Second line of defense

One approach to mitigating risks is to employ an LLM as a secondary layer of defense. Taking an extreme example, an LLM (or similar tool) could potentially verify air traffic control plans for safety. I'm not suggesting this becomes the primary safety mechanism, but rather an additional layer of protection. This setup might catch certain catastrophic errors. Picture this scenario: the LLM runs, detects what it interprets as a potential danger, and alerts air traffic controllers accordingly. As discussed earlier, this process is verifiable. If the LLM doesn't produce many false positive alerts, it proves useful whenever it identifies a real danger that was previously overlooked. At worst, it remains inactive and misses the same dangers. The crucial point here is that it either adds positive value or remains neutral—it cannot introduce negative value, other than wasted investment.

In reality, we might not begin with such an extreme example involving matters of life or death. This approach could be applied to detect certain types of fraud, such as phishing attempts, phone scams, and the like. Consider an app that operates on a phone, analyzing phone conversations in real time to flag potential scams. Scams can target anyone but are particularly effective with older adults who may have diminished cognitive abilities. For instance, the app might recognize a scam where someone claims to be from the bank, needing the user's password to check on suspicious transactions. It could then end the call and send a message to the user, alerting them that the call is likely a scam. Often, when someone brings attention to a probable scam, the victim recognizes it for what it is. There might be some security concerns to deal with there but they are likely solvable.

In fact, I suspect there are many applications of LLMs for dementia patients, perhaps as an assistant that can not only help the patient with simple things including lost memories but also identify aberrant behavior and call a guardian for intervention. Dementia patients often go through cycles of high functioning and low functioning and identifying low functioning situations quickly could prevent some types of harm. I suspect this would be an excellent area of research.

Document manipulations?

LLM use cases abound when it comes to helping people navigate large quantities of text. Legal search is an example. Imagine, you are given 5 years worth of text messaging data and want to identify as quickly as possible when discussions of drug trafficking were occurring. I’m pretty sure drug dealers don’t say things like? “Be sure to use the untraceable phone before calling the cocaine dealers. The drug mules are going to be here tomorrow so we can give them the drugs then”. They use sly lingo like, “Use the burner for calling the bricklayer, homes. Runners here tomorrow”. (Bricks are slang for kilos of drugs and runners are drug mules. ChatGPT told me this).

Sometimes you would like a summary of a large document. Maybe that will tell you whether you actually need to read it in more detail. Another common use case is loading a large number of documents into an LLM for creating a query tool. Such tools are best used paired with some more traditional document search tools that can actually produce relevant excerpts which can be used to support and verify the answer given by the LLM. There are a number of techniques for making this efficient and accurate. New variants of LLMs will soon be optimized for this very common and particular task. Expect to see some products very soon.
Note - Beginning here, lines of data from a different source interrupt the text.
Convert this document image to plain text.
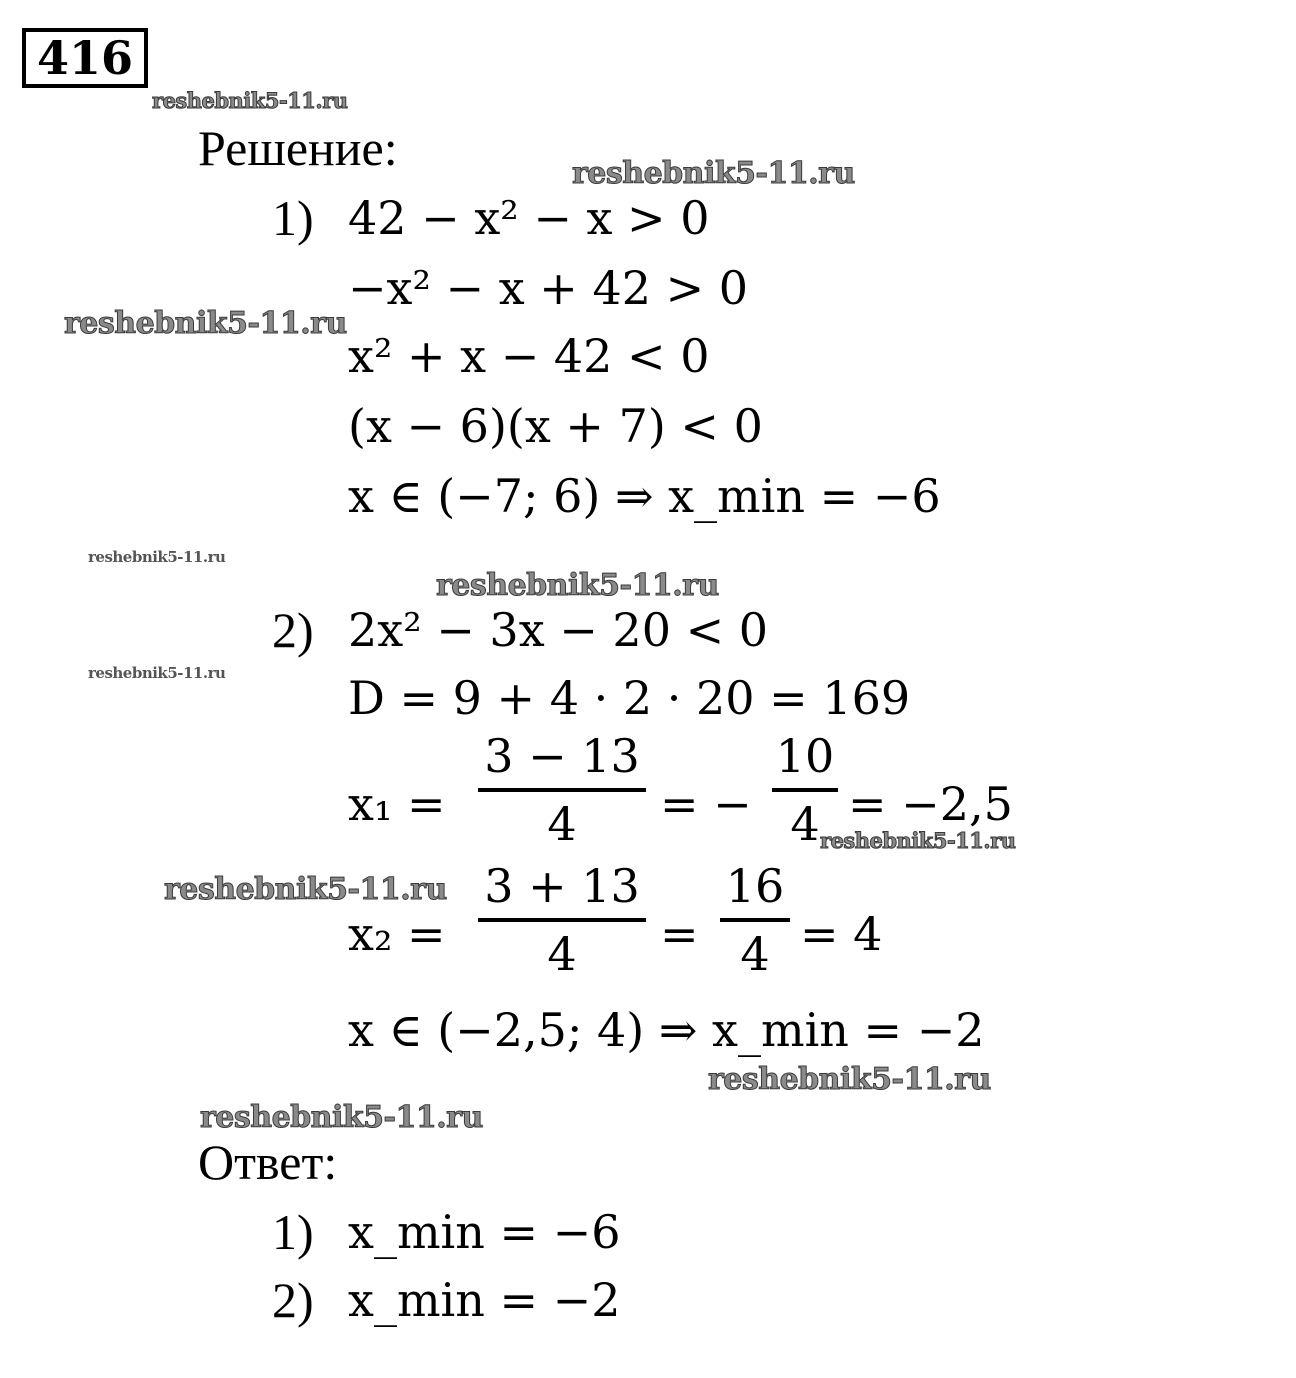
416
reshebnik5-11.ru
reshebnik5-11.ru
reshebnik5-11.ru
reshebnik5-11.ru
reshebnik5-11.ru
reshebnik5-11.ru
reshebnik5-11.ru
reshebnik5-11.ru
reshebnik5-11.ru
reshebnik5-11.ru
Решение:
1) 42 − x² − x > 0
−x² − x + 42 > 0
x² + x − 42 < 0
(x − 6)(x + 7) < 0
x ∈ (−7; 6) ⇒ x_min = −6
2) 2x² − 3x − 20 < 0
D = 9 + 4 · 2 · 20 = 169
x₁ =
3 − 13
4	= −
10
4 = −2,5
x₂ =
3 + 13
4	=
16
4 = 4
x ∈ (−2,5; 4) ⇒ x_min = −2
Ответ:
1) x_min = −6
2) x_min = −2
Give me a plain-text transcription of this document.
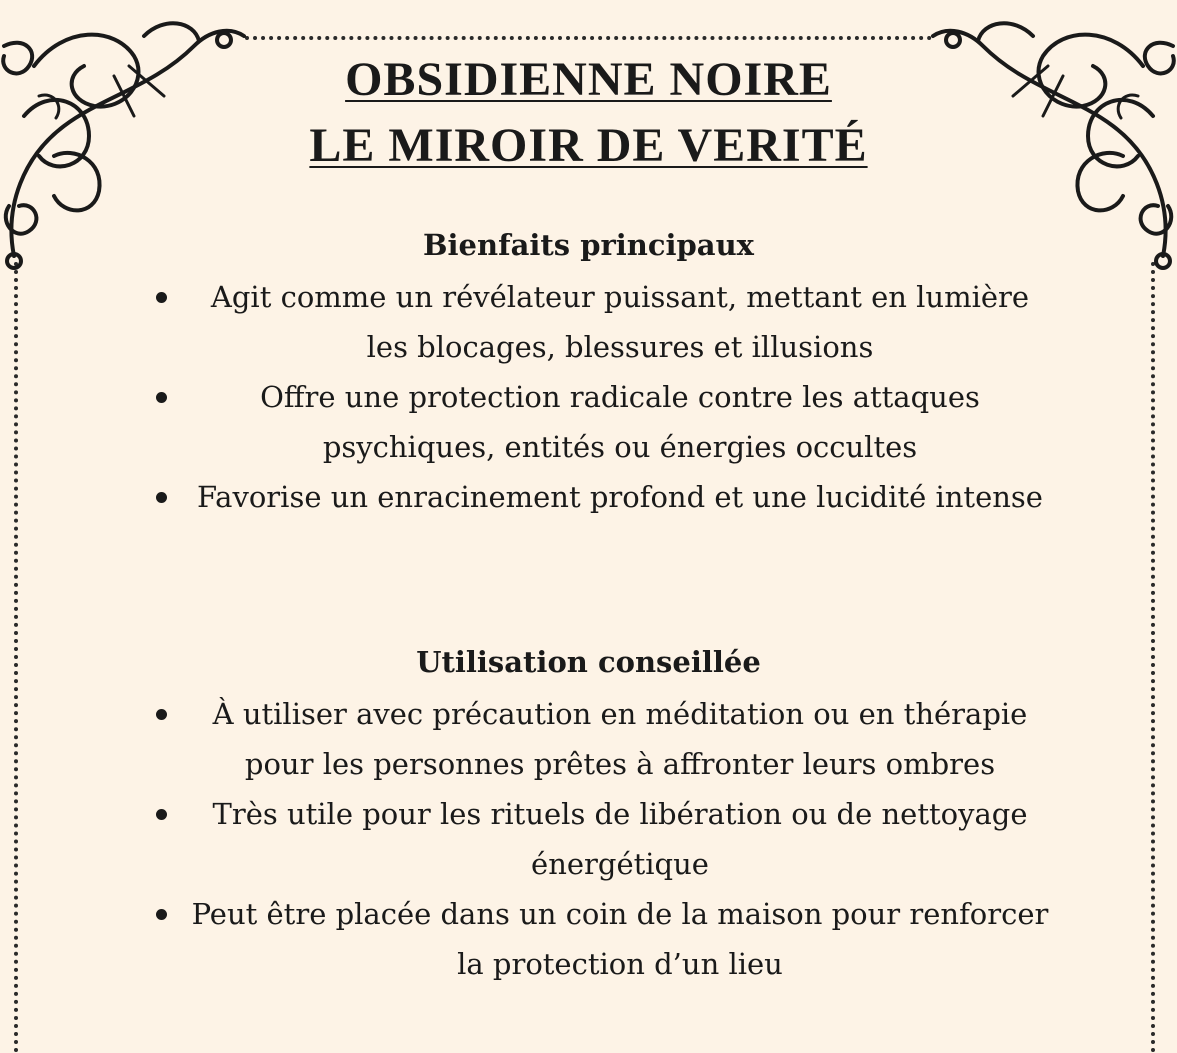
OBSIDIENNE NOIRE
LE MIROIR DE VERITÉ
Bienfaits principaux
Agit comme un révélateur puissant, mettant en lumière les blocages, blessures et illusions
Offre une protection radicale contre les attaques psychiques, entités ou énergies occultes
Favorise un enracinement profond et une lucidité intense
Utilisation conseillée
À utiliser avec précaution en méditation ou en thérapie pour les personnes prêtes à affronter leurs ombres
Très utile pour les rituels de libération ou de nettoyage énergétique
Peut être placée dans un coin de la maison pour renforcer la protection d’un lieu
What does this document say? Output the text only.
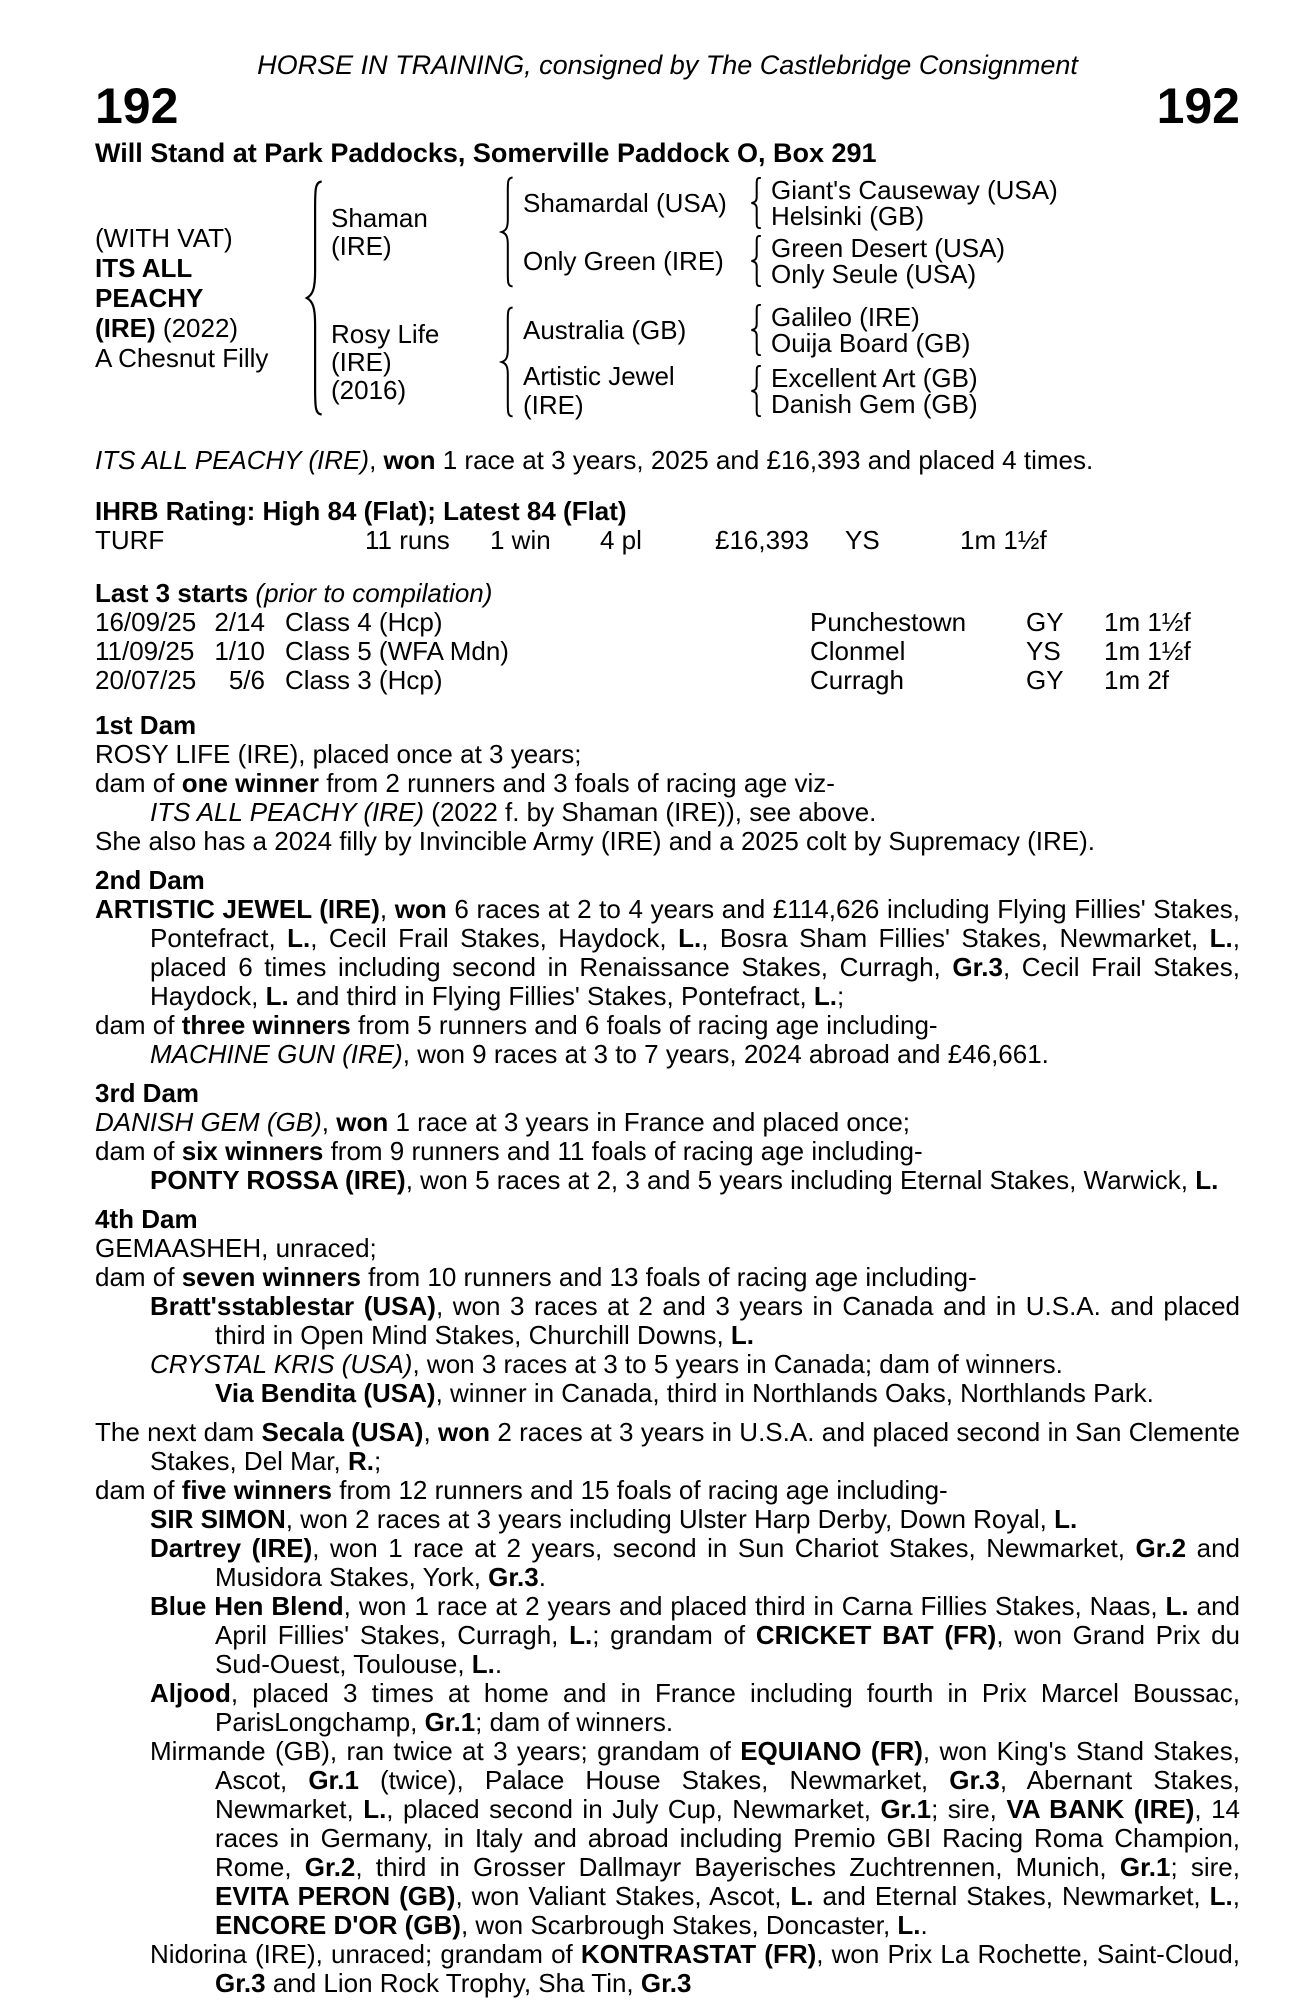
HORSE IN TRAINING, consigned by The Castlebridge Consignment
192	192
Will Stand at Park Paddocks, Somerville Paddock O, Box 291
(WITH VAT)
ITS ALL PEACHY
(IRE) (2022)
A Chesnut Filly
Shaman (IRE)
Shamardal (USA)	Giant's Causeway (USA)
Helsinki (GB)
Only Green (IRE)	Green Desert (USA)
Only Seule (USA)
Rosy Life (IRE)
(2016)
Australia (GB)	Galileo (IRE)
Ouija Board (GB)
Artistic Jewel (IRE)
Excellent Art (GB)
Danish Gem (GB)
ITS ALL PEACHY (IRE), won 1 race at 3 years, 2025 and £16,393 and placed 4 times.
IHRB Rating: High 84 (Flat); Latest 84 (Flat)
TURF	11 runs	1 win	4 pl	£16,393	YS	1m 1½f
Last 3 starts (prior to compilation)
16/09/25 2/14 Class 4 (Hcp)	Punchestown	GY	1m 1½f
11/09/25 1/10 Class 5 (WFA Mdn)	Clonmel	YS	1m 1½f
20/07/25	5/6 Class 3 (Hcp)	Curragh	GY	1m 2f
1st Dam
ROSY LIFE (IRE), placed once at 3 years;
dam of one winner from 2 runners and 3 foals of racing age viz-
ITS ALL PEACHY (IRE) (2022 f. by Shaman (IRE)), see above.
She also has a 2024 filly by Invincible Army (IRE) and a 2025 colt by Supremacy (IRE).
2nd Dam
ARTISTIC JEWEL (IRE), won 6 races at 2 to 4 years and £114,626 including Flying Fillies' Stakes, Pontefract, L., Cecil Frail Stakes, Haydock, L., Bosra Sham Fillies' Stakes, Newmarket, L., placed 6 times including second in Renaissance Stakes, Curragh, Gr.3, Cecil Frail Stakes, Haydock, L. and third in Flying Fillies' Stakes, Pontefract, L.;
dam of three winners from 5 runners and 6 foals of racing age including-
MACHINE GUN (IRE), won 9 races at 3 to 7 years, 2024 abroad and £46,661.
3rd Dam
DANISH GEM (GB), won 1 race at 3 years in France and placed once;
dam of six winners from 9 runners and 11 foals of racing age including-
PONTY ROSSA (IRE), won 5 races at 2, 3 and 5 years including Eternal Stakes, Warwick, L.
4th Dam
GEMAASHEH, unraced;
dam of seven winners from 10 runners and 13 foals of racing age including-
Bratt'sstablestar (USA), won 3 races at 2 and 3 years in Canada and in U.S.A. and placed third in Open Mind Stakes, Churchill Downs, L.
CRYSTAL KRIS (USA), won 3 races at 3 to 5 years in Canada; dam of winners.
Via Bendita (USA), winner in Canada, third in Northlands Oaks, Northlands Park.
The next dam Secala (USA), won 2 races at 3 years in U.S.A. and placed second in San Clemente Stakes, Del Mar, R.;
dam of five winners from 12 runners and 15 foals of racing age including-
SIR SIMON, won 2 races at 3 years including Ulster Harp Derby, Down Royal, L.
Dartrey (IRE), won 1 race at 2 years, second in Sun Chariot Stakes, Newmarket, Gr.2 and Musidora Stakes, York, Gr.3.
Blue Hen Blend, won 1 race at 2 years and placed third in Carna Fillies Stakes, Naas, L. and April Fillies' Stakes, Curragh, L.; grandam of CRICKET BAT (FR), won Grand Prix du Sud-Ouest, Toulouse, L..
Aljood, placed 3 times at home and in France including fourth in Prix Marcel Boussac, ParisLongchamp, Gr.1; dam of winners.
Mirmande (GB), ran twice at 3 years; grandam of EQUIANO (FR), won King's Stand Stakes, Ascot, Gr.1 (twice), Palace House Stakes, Newmarket, Gr.3, Abernant Stakes, Newmarket, L., placed second in July Cup, Newmarket, Gr.1; sire, VA BANK (IRE), 14 races in Germany, in Italy and abroad including Premio GBI Racing Roma Champion, Rome, Gr.2, third in Grosser Dallmayr Bayerisches Zuchtrennen, Munich, Gr.1; sire, EVITA PERON (GB), won Valiant Stakes, Ascot, L. and Eternal Stakes, Newmarket, L., ENCORE D'OR (GB), won Scarbrough Stakes, Doncaster, L..
Nidorina (IRE), unraced; grandam of KONTRASTAT (FR), won Prix La Rochette, Saint-Cloud, Gr.3 and Lion Rock Trophy, Sha Tin, Gr.3
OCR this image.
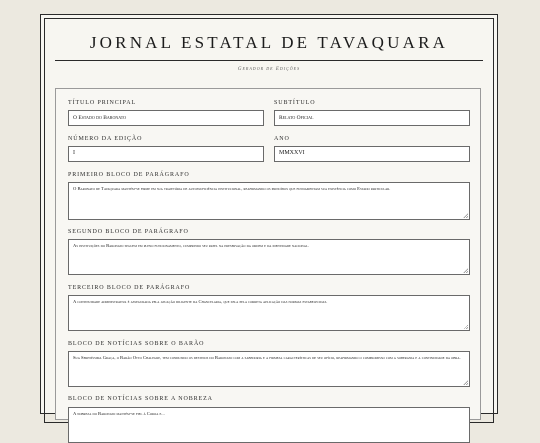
JORNAL ESTATAL DE TAVAQUARA
Gerador de Edições
TÍTULO PRINCIPAL
O Estado do Baronato
SUBTÍTULO
Relato Oficial
NÚMERO DA EDIÇÃO
I
ANO
MMXXVI
PRIMEIRO BLOCO DE PARÁGRAFO
O Baronato de Tavaquara mantém-se firme em sua trajetória de autossuficiência institucional, reafirmando os princípios que fundamentam sua existência como Estado particular.
SEGUNDO BLOCO DE PARÁGRAFO
As instituições do Baronato seguem em pleno funcionamento, cumprindo seu papel na preservação da ordem e da identidade nacional.
TERCEIRO BLOCO DE PARÁGRAFO
A continuidade administrativa é assegurada pela atuação diligente da Chancelaria, que zela pela correta aplicação das normas estabelecidas.
BLOCO DE NOTÍCIAS SOBRE O BARÃO
Sua Sereníssima Graça, o Barão Otto Chalegre, tem conduzido os destinos do Baronato com a sabedoria e a firmeza características de seu ofício, reafirmando o compromisso com a soberania e a continuidade da obra.
BLOCO DE NOTÍCIAS SOBRE A NOBREZA
A nobreza do Baronato mantém-se fiel à Coroa e...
As usual, you can count on products popping up to solve problems that are universal across industry so don’t invest too much in those areas. Invest in your niche, company-specific areas.

Learning and training

We have only scratched the surface of ways that LLMs can be used for education and training. Expect there to be considerable advances in this as educators learn how to best put LLMs to work educating the next generation, new employees and well.. all of us. Many of us who frequently use ChatGPT and similar LLMs treat it the same way we treated our parents when we were kids. “Dad, is there snow on the moon? What kind of dinosaurs lived in our neighborhood? Why do dogs spin around before lying down to sleep? Can cats eat eggs?” or perhaps somewhat more grown-up questions.

ChatGPT is very useful when you have a question where you lack natural keywords where search engines could be of more help. The other day for example I asked:

“Is there some kind of solid material that will create constant pressure on a membrane when it is squeezed the same way that a liquid will?”. It answered: “Yes, there are solid materials that can exhibit behavior similar to liquids when subjected to pressure. One common example is silicone gel or elastomers.”

I also asked, “Are there other materials which act like wet cornstarch where they move like a liquid if moved slowly but act like a solid under more force?”. It answered:

“Yes, there are materials known as non-Newtonian fluids that exhibit the same behavior as wet cornstarch (also known as oobleck). These materials behave like a liquid when handled gently or moved slowly, but they act like a solid under sudden or forceful impact. …”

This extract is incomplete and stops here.